Financiële consequenties, bezoekersaantallen en erfenissen
 

De manifestatie werd financieel geen succes. Een jaar na de sluiting van C70 werd duidelijk dat het evenement een tekort had opgeleverd van vier miljoen. Dit bedrag kwam bovenop de vijf miljoen die gemeente beschikbaar had gesteld. Op enkele attracties werden zelfs zware verliezen geleden. Dit is ook de reden dat het oorspronkelijke plan om een aantal van deze attracties een vaste plek in Rotterdam te geven mislukte. Verkopen was goedkoper dan afbreken en elders weer opbouwen.
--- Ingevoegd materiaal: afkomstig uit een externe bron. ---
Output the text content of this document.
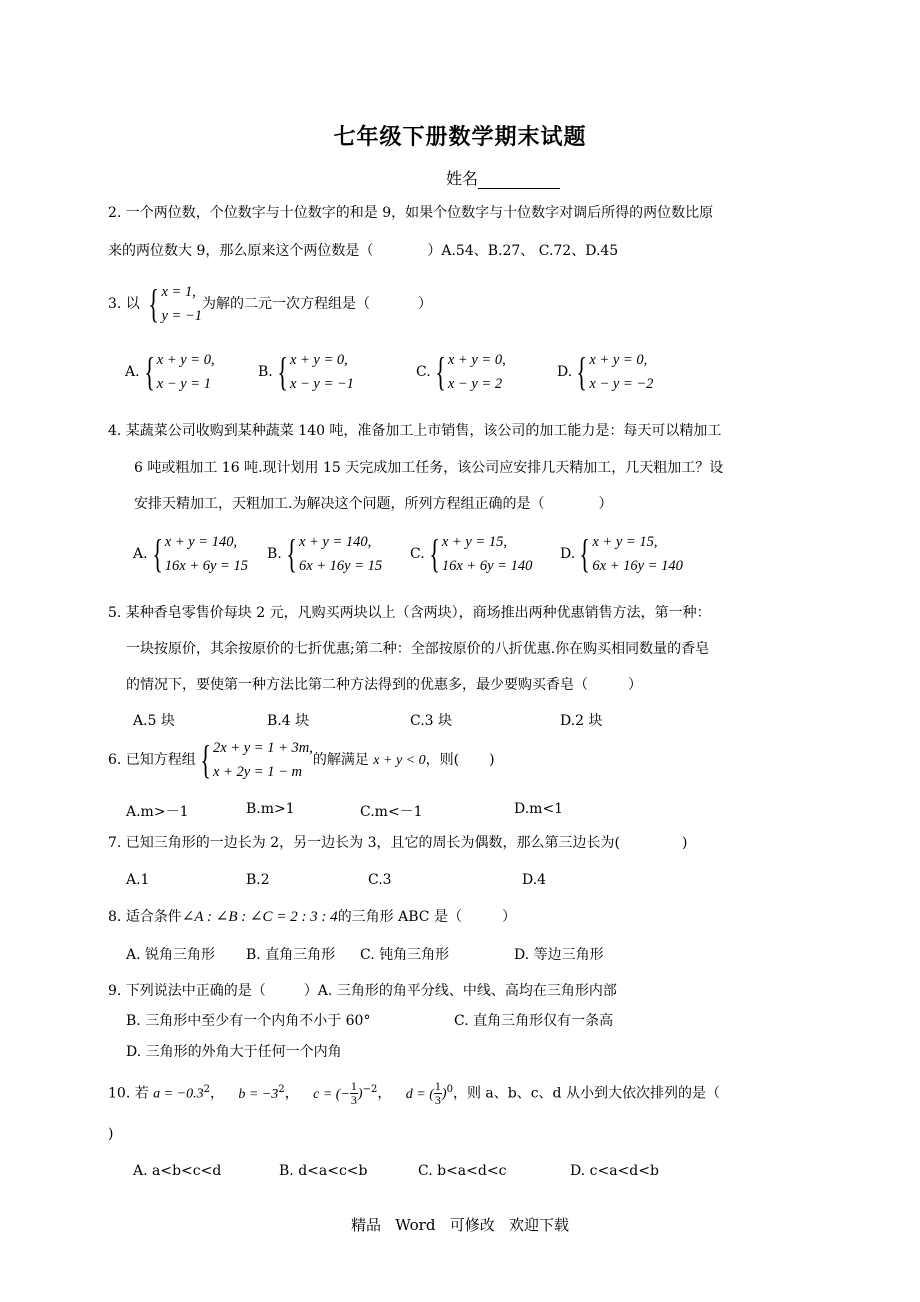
七年级下册数学期末试题
姓名
2. 一个两位数，个位数字与十位数字的和是 9，如果个位数字与十位数字对调后所得的两位数比原
来的两位数大 9，那么原来这个两位数是（	）A.54、B.27、 C.72、D.45
3. 以 { x = 1,
y = −1
为解的二元一次方程组是（	）
A. { x + y = 0,
x − y = 1
B. { x + y = 0,
x − y = −1
C. { x + y = 0,
x − y = 2
D. { x + y = 0,
x − y = −2
4. 某蔬菜公司收购到某种蔬菜 140 吨，准备加工上市销售，该公司的加工能力是：每天可以精加工
6 吨或粗加工 16 吨.现计划用 15 天完成加工任务，该公司应安排几天精加工，几天粗加工？设
安排天精加工，天粗加工.为解决这个问题，所列方程组正确的是（	）
A. { x + y = 140,
16x + 6y = 15
B. { x + y = 140,
6x + 16y = 15
C. { x + y = 15,
16x + 6y = 140
D. { x + y = 15,
6x + 16y = 140
5. 某种香皂零售价每块 2 元，凡购买两块以上（含两块），商场推出两种优惠销售方法，第一种：
一块按原价，其余按原价的七折优惠;第二种：全部按原价的八折优惠.你在购买相同数量的香皂
的情况下，要使第一种方法比第二种方法得到的优惠多，最少要购买香皂（	）
A.5 块	B.4 块	C.3 块	D.2 块
6. 已知方程组 { 2x + y = 1 + 3m,
x + 2y = 1 − m
的解满足 x + y < 0，则( )
A.m>－1	B.m>1	C.m<－1	D.m<1
7. 已知三角形的一边长为 2，另一边长为 3，且它的周长为偶数，那么第三边长为(	)
A.1	B.2	C.3	D.4
8. 适合条件∠A : ∠B : ∠C = 2 : 3 : 4的三角形 ABC 是（	）
A. 锐角三角形 B. 直角三角形 C. 钝角三角形	D. 等边三角形
9. 下列说法中正确的是（	）A. 三角形的角平分线、中线、高均在三角形内部
B. 三角形中至少有一个内角不小于 60°	C. 直角三角形仅有一条高
D. 三角形的外角大于任何一个内角
10. 若 $a = -0.3^2$， $b = -3^2$， c = (− $\frac{1}{3} )^{-2}$， d = ( $\frac{1}{3} )^0$，则 a、b、c、d 从小到大依次排列的是（
)
A. a<b<c<d	B. d<a<c<b	C. b<a<d<c	D. c<a<d<b
精品   Word   可修改   欢迎下载
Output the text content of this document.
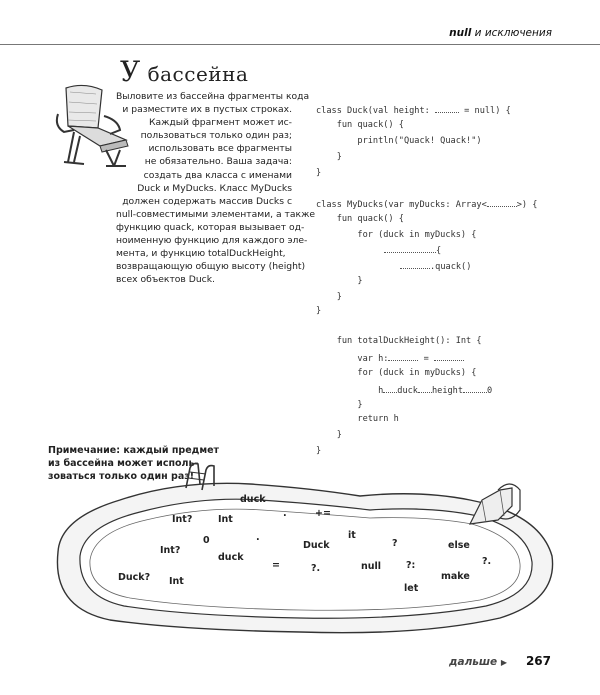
null и исключения
У бассейна

Выловите из бассейна фрагменты кода

и разместите их в пустых строках.

Каждый фрагмент может ис-

пользоваться только один раз;

использовать все фрагменты

не обязательно. Ваша задача:

создать два класса с именами

Duck и MyDucks. Класс MyDucks

должен содержать массив Ducks с

null-совместимыми элементами, а также

функцию quack, которая вызывает од-

ноименную функцию для каждого эле-

мента, и функцию totalDuckHeight,

возвращающую общую высоту (height)

всех объектов Duck.

class Duck(val height:	= null) {
fun quack() {
println("Quack! Quack!")
}
}
class MyDucks(var myDucks: Array<	>) {
fun quack() {
for (duck in myDucks) {
{
.quack()
}
}
}
fun totalDuckHeight(): Int {
var h:	=
for (duck in myDucks) {
h duck height	0
}
return h
}
}
Примечание: каждый предмет
из бассейна может исполь-
зоваться только один раз!
duck
Int?	Int
.	+=
0	.	it
Duck	?	else
Int?
duck
=	?.	null	?:	?.
Duck? Int	make
let
дальше ▶ 267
Zo gingen Havodam en kabelbaan niet naar het Park bij de Euromast, maar werden beide verkocht aan het Eurostrand in Valkenswaard en verhuisde het Dolfinarium uit de Leuvehaven naar Zeeland.

Over de bezoekersaantallen van C70 is lastig iets te zeggen aangezien het evenement zich afspeelde in de gehele binnenstad en in de wijken. Kunstenaars en andere groeperingen uit de jaren ’70 waren kritisch op de financiering en de organisatie van het C70 maar het Rotterdamse publiek waardeerde het evenement vanwege de gezelligheid en de sfeer in de binnenstad. Uit een onderzoek uitgevoerd door het Instituut voor Huishoudelijk Onderzoek kwam naar voren dat ruim 80 procent ondervraagden behoefte voelde aan continuering van de gebeurtenissen en gelegenheden van C70 in de binnenstad.